A decision-based pattern where inputs are classified and directed to specialized branches, ensuring the right logic handles each case.

graph TD
    START --> A[Input Analyzer]
    A --> B{Route Decision}
    B -->|Route A| C[Specialized Task A]
    B -->|Route B| D[Specialized Task B]
    B -->|Route C| E[Specialized Task C]

Highlights: Implements contextual awareness via intelligent routing logic. Ideal for multi-domain or customer-facing systems.


4. Orchestrator-Worker Pattern

A scalable architecture where an orchestrator decomposes complex goals into smaller subtasks and distributes them among specialized workers.

graph TD
    START --> A[Orchestrator]
    A --> B[Task Planning]
    B --> C[Worker Pool]
    C --> D[Worker 1]
    C --> E[Worker 2]
    C --> F[Worker N]
    D --> G[Result Synthesis]
    E --> G
    F --> G
    G --> END

Highlights: Promotes modularity and horizontal scaling. Workers handle specific subtasks while the orchestrator manages coordination and result aggregation.

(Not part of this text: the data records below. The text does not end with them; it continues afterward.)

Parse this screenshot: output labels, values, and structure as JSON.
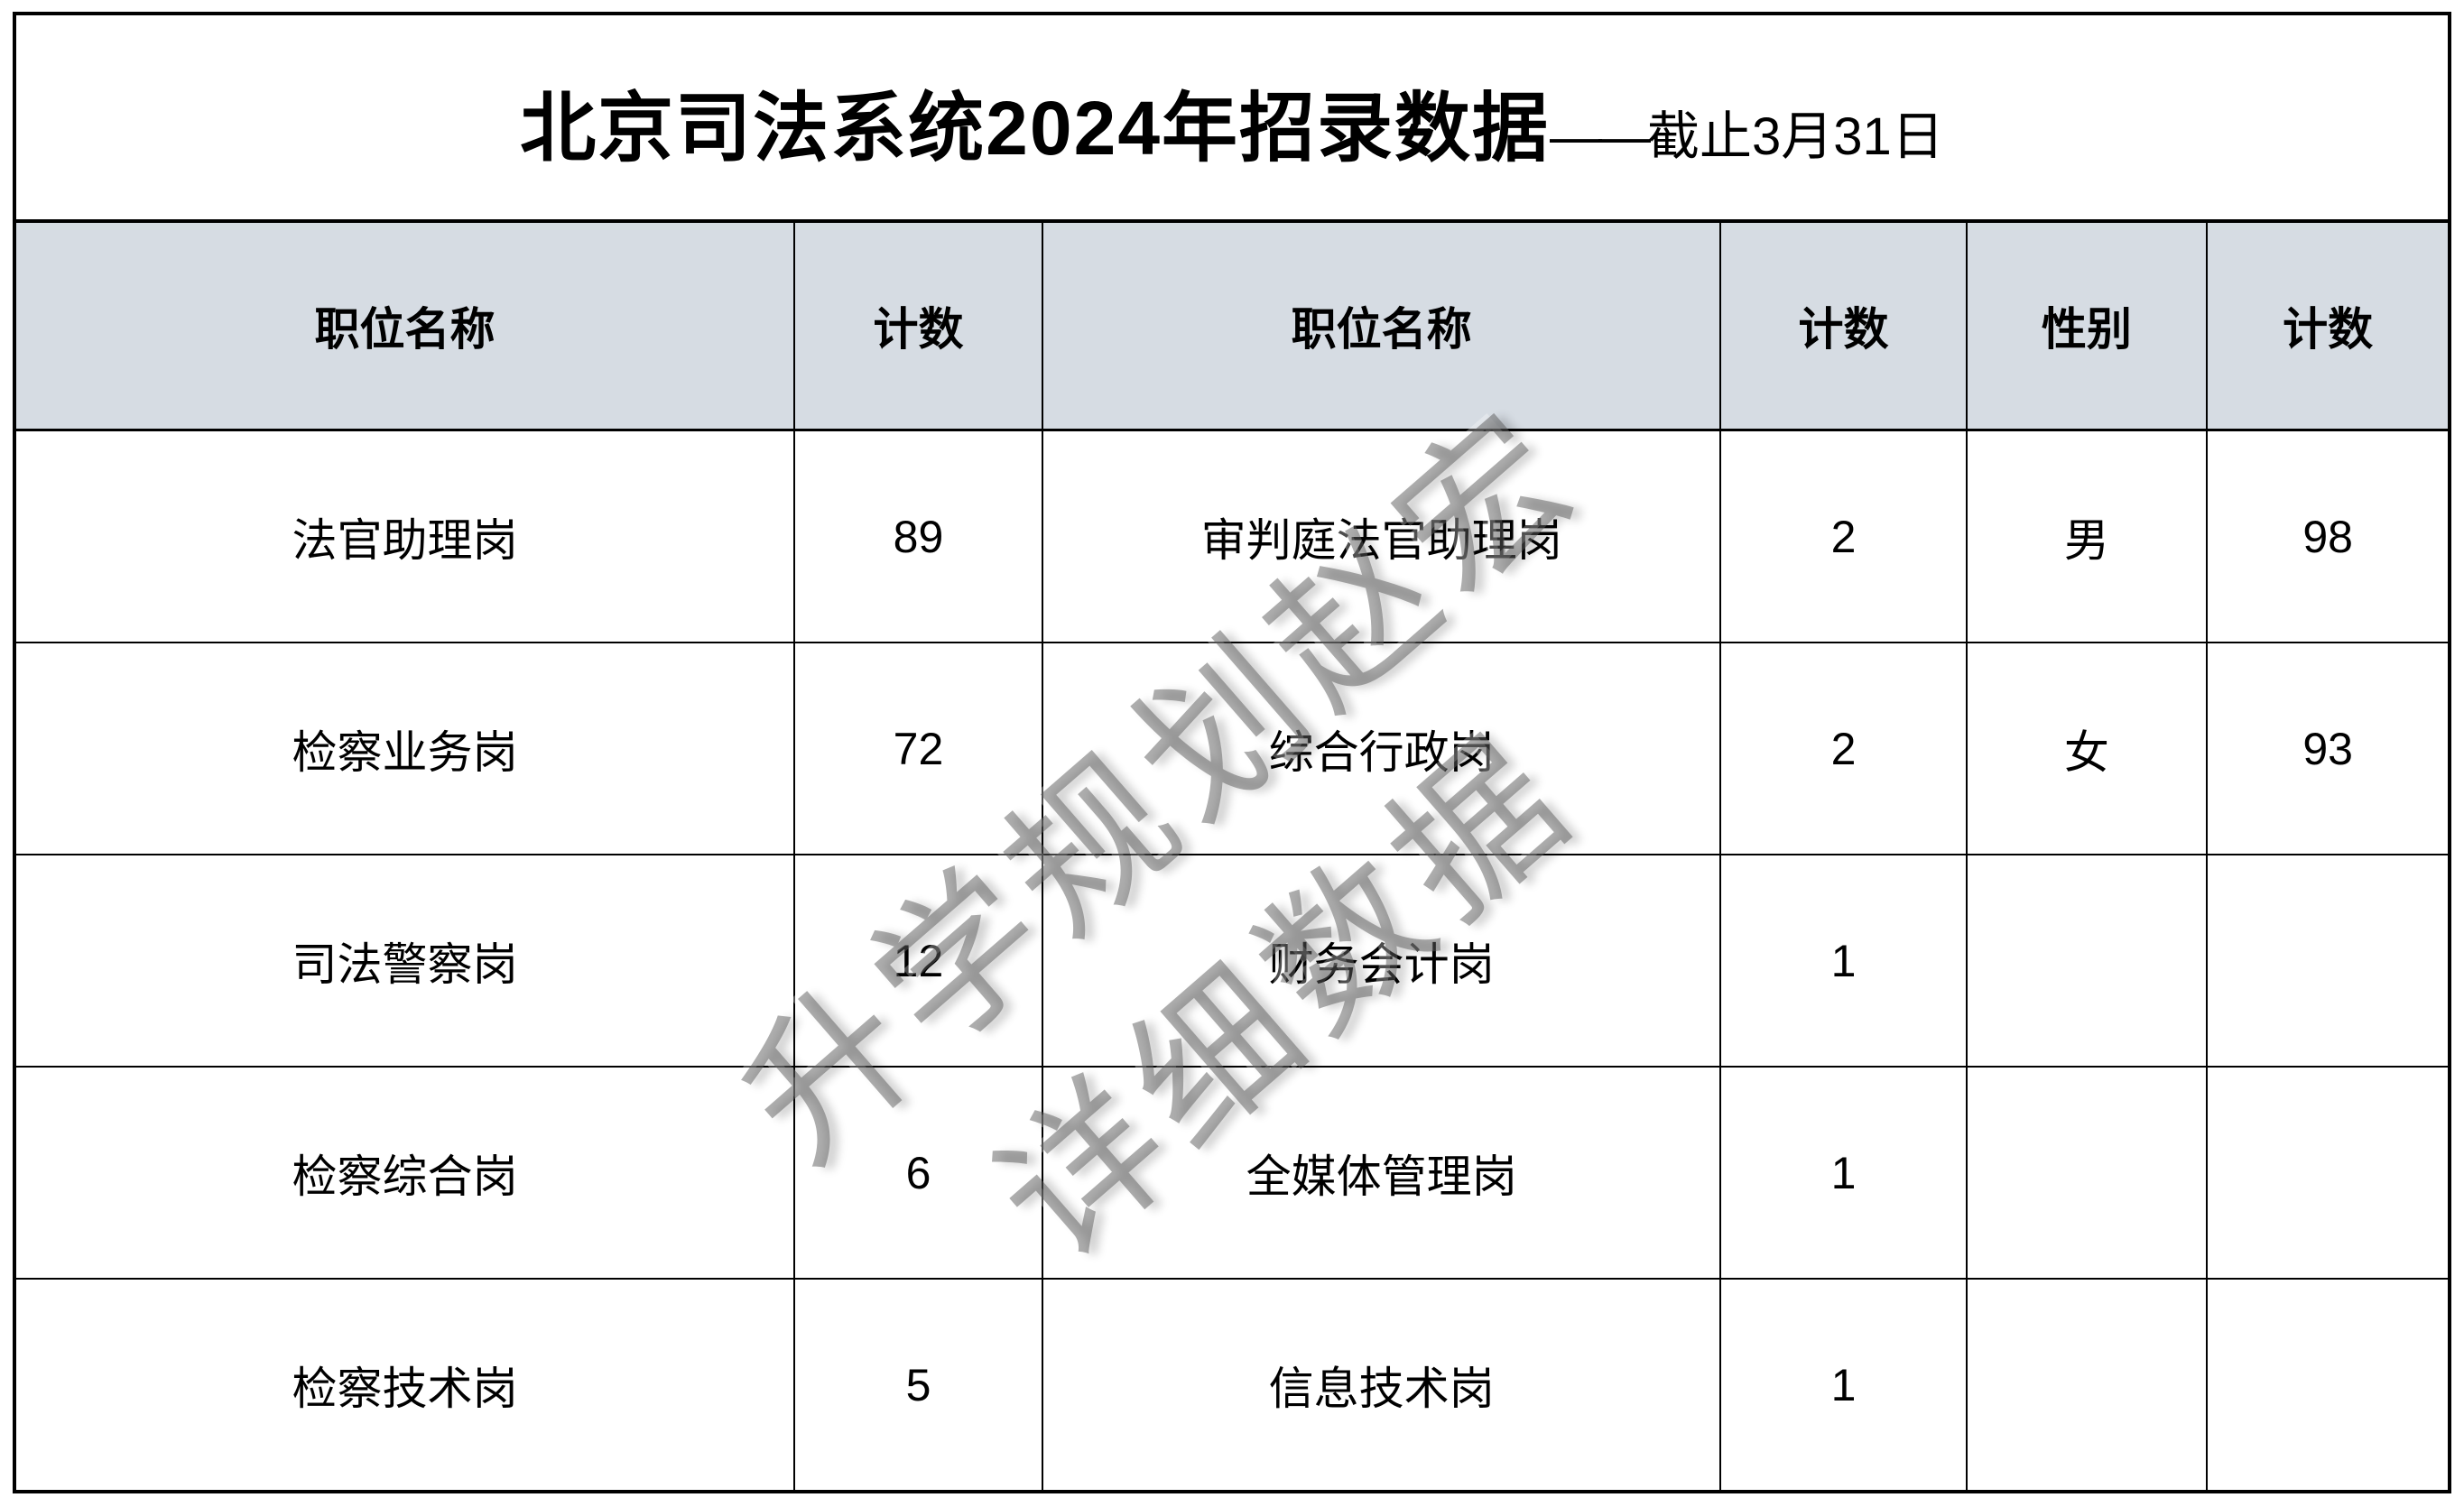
{
  "title": {
    "main": "北京司法系统2024年招录数据",
    "dash": "——",
    "subtitle": "截止3月31日"
  },
  "table": {
    "headers": [
      "职位名称",
      "计数",
      "职位名称",
      "计数",
      "性别",
      "计数"
    ],
    "col_widths_pct": [
      32.0,
      10.2,
      27.9,
      10.1,
      9.9,
      9.9
    ],
    "rows": [
      [
        "法官助理岗",
        "89",
        "审判庭法官助理岗",
        "2",
        "男",
        "98"
      ],
      [
        "检察业务岗",
        "72",
        "综合行政岗",
        "2",
        "女",
        "93"
      ],
      [
        "司法警察岗",
        "12",
        "财务会计岗",
        "1",
        "",
        ""
      ],
      [
        "检察综合岗",
        "6",
        "全媒体管理岗",
        "1",
        "",
        ""
      ],
      [
        "检察技术岗",
        "5",
        "信息技术岗",
        "1",
        "",
        ""
      ]
    ]
  },
  "watermark": {
    "line1": "升学规划赵宏",
    "line2": "详细数据"
  },
  "colors": {
    "header_bg": "#d6dce3",
    "border": "#000000",
    "page_bg": "#ffffff",
    "watermark_gray": "#9a9a9a"
  }
}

5. Evaluator-Optimizer Pattern

An iterative feedback-driven design that improves quality by alternating between generation and evaluation phases until convergence.

graph TD
    START --> A[Content Generator]
    A --> B[Evaluator]
    B --> C{Quality OK?}
    C -->|Yes| END
    C -->|No| D[Generate Feedback]
    D --> A

Highlights: Combines evaluation and generation in cycles to achieve optimal outcomes. Ideal for quality-sensitive tasks such as code, content, or design generation.


6. Agent Pattern

The most autonomous structure where agents reason, choose tools, and act based on evolving context without predefined control flow.

graph TD
    START --> A[Agent Controller]
    A --> B[Decision Engine]
    B --> C{Action Needed?}
    C -->|Tool Call| D[Tool Execution]
    C -->|Direct Response| END
    D --> E[Result]
    E --> A

Highlights: Designed for dynamic decision-making and adaptive responses. Ideal for reasoning, information retrieval, or self-directed problem-solving systems.


Pattern Selection Matrix

Pattern Predictability Complexity Parallelization Autonomy
Prompt Chaining High Low No Low
Parallelization High Medium Yes Low
Routing Medium Medium No Low
Orchestrator-Worker Medium High Yes Medium
Evaluator-Optimizer Medium Medium No Medium
Agent Low High Conditional High

Advanced Integrations

Hybrid Patterns

Combine multiple paradigms for adaptive intelligence:

  • Router + Orchestrator-Worker → domain-specific task routing with distributed execution.
  • Agent + Evaluator-Optimizer → self-learning, self-correcting intelligent systems.

Human-in-the-Loop

Integrate human oversight for ethical control, compliance, or quality assurance.

graph TD
    A[Automated Flow] --> B{Human Review Needed?}
    B -->|Yes| C[Human Input]
    B -->|No| D[Continue]
    C --> D
    D --> E[Final Output]

Conclusion

Workflow and agent patterns form the building blocks for reliable, scalable, and adaptive AI systems. Select patterns based on task complexity, autonomy, and performance needs, and extend them with hybrid or human-in-loop approaches for production-grade applications.